Cellulose nanomaterials

The cellulose nanomaterials will form the basis of the matrix materials to which the living cells will be embedded. Several different modifications will allow selective gas and nutrient transport to and from cells and product transport out from the matrix. The different sizes of the nanocellulose particles and hierarchical architectures of the materials will allow control over light passage throughout the materials ensuring efficient light utilization by the photosynthetic cells. Passive and active entrapment of living cells to the matrix will lead to control over metabolism to target the energy utilization towards product formation and inhibition of biomass accumulation. The nanocelluloses’ ability to interact with and bind water is one of the materials’ key features for cell viability even if the material is dried allowing easy transport of the SSCF platform.

Photosynthetic cells and
Photosynthetic cell factories

Photosynthetic microorganisms, such as algae and cyanobacteria, have a great potential to satisfy global demands for food, chemicals and renewable fuels, and thus could reduce world’s demands on fossil fuels. This potential appears due to the ability of photosynthetic microbes to convert solar energy and CO2 into valuable products such as proteins, carbohydrates, lipids and some pharmaceuticals.

The group in University of Turku is an expert on photosynthetic microbes. We are engineering cells, applying advanced immobilization techniques and studying photosynthetic activity and cell metabolism with the state of the art techniques e.g. MIMS, DUAL-PAM, proteomics. The aim is to increase the ‘light-to-product’ conversion efficiency.

The Institute of Molecular Biotechnology in TU Graz is an expert in the cultivation of photo-autotrophic organisms particularly cyanobacteria and their utilization in various chemical reactions. Recombinant Synechocystis sp. PCC 6803 strains harboring ene-reductases as well as Baeyer-Villiger Oxidases are cultivated in flasks and grown at 30 ºC in a growth chamber as well as in an aquarium type for larger volumes . For large volume (e.g. >200 mL) whole-cell biotransformations, reactions are performed using a Column Bubble Reactor equipped with Wireless Light Emitters (WLE‘s) to alleviate the `self-shading´ phenomenon when performing reactions using optically dense cultures. Cyanobacteria immobilisation is also done by entrapping them in alginate beads or films .

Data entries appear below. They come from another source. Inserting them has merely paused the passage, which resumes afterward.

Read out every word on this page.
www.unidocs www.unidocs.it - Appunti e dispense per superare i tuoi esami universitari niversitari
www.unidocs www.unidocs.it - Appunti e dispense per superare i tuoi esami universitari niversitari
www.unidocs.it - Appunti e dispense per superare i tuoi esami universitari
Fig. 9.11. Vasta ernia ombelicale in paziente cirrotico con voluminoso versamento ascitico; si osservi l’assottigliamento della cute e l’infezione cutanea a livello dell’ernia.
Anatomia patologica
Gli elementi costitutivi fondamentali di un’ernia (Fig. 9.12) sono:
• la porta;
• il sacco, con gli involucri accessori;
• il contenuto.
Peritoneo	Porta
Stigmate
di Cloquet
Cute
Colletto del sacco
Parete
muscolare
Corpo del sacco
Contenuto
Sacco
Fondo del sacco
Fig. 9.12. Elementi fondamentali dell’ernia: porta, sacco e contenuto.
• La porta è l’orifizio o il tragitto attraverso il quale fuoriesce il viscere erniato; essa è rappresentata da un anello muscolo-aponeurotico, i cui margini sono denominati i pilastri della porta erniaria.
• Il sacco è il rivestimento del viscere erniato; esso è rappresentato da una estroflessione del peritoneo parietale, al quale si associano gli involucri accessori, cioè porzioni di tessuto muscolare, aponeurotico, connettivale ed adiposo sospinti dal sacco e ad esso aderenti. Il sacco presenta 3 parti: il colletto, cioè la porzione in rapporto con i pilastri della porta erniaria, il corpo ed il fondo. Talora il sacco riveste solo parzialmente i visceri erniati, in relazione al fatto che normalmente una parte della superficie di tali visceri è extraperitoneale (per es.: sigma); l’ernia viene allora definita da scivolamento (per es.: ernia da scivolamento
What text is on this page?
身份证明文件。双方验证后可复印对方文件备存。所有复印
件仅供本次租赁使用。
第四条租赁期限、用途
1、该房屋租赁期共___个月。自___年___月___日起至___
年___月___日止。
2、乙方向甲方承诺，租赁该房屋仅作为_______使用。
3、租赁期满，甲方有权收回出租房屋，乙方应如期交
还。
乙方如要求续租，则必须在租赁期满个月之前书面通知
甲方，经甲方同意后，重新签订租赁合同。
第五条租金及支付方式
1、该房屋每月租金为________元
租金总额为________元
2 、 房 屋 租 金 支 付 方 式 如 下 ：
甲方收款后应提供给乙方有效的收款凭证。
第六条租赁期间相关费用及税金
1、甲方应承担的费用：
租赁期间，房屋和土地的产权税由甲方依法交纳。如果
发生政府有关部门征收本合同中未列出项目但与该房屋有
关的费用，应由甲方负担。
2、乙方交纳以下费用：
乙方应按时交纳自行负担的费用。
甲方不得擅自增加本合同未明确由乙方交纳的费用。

CyanoBioTech GmbH has comprehensive expertise in the fields of discovery, development & industrial production of cyanobacteria-based products. (Image on technology) Their core competences are unique strain and compound collection, patent-protected assets and methods, from natural-product-based drug discovery and development to industrial production. As a pioneer and global leader in applied R&D on cyanobacteria, CyanoBioTech can offer novel drug leads, based on superior natural products for direct or Antibody-Drug Conjugate -based utilization in anti-cancer drug development and Modern lab and production infrastructure: state-of-the-art equipment for drug development, cultivation, downstream processing, analytics.

Production of cyanobacteria-based products © CyanoBioTech GmbH

Molecularly imprinted polymers

Molecularly imprinted polymers (MIPs) are biomimetic synthetic receptors which are capable of binding target molecules with an affinity and specificity similar to  antibodies. Molecular imprinting is based on the copolymerization of interacting and crosslinking monomers in the presence of the target molecule (‘antigen’) or a derivative thereof. In that way, specific cavities are formed in the cross-linked three-dimensional polymer network with a size, shape and chemical functionality complementary to those of the target. The resulting MIP can bind the target molecule with a high selectivity even in very complex mixtures. These ‘plastic antibodies’  have considerable advantages over their biological counterparts, as they are more cost-effective, need no animals for their production, possess greater chemical, biochemical, and physical stabilities, and are more easily engineered and integrated into standard industrial processes.

© Karsten Haupt, Synthesis of MIPs

FuturoLEAF solid-state
cells factory

Taking advantage and putting together all the know-how and expertise of the FuturoLEAF -project partners we aim for a technology that utilizes light and CO2 to make chemicals in an economically feasible, sustainable and green manner. The FuturoLEAF SSCF is a game changer for the utilization of photosynthetic cells as production hosts allowing the efficient usage of light and continuous production platform when going towards a more sustainable and fossil-independent free future.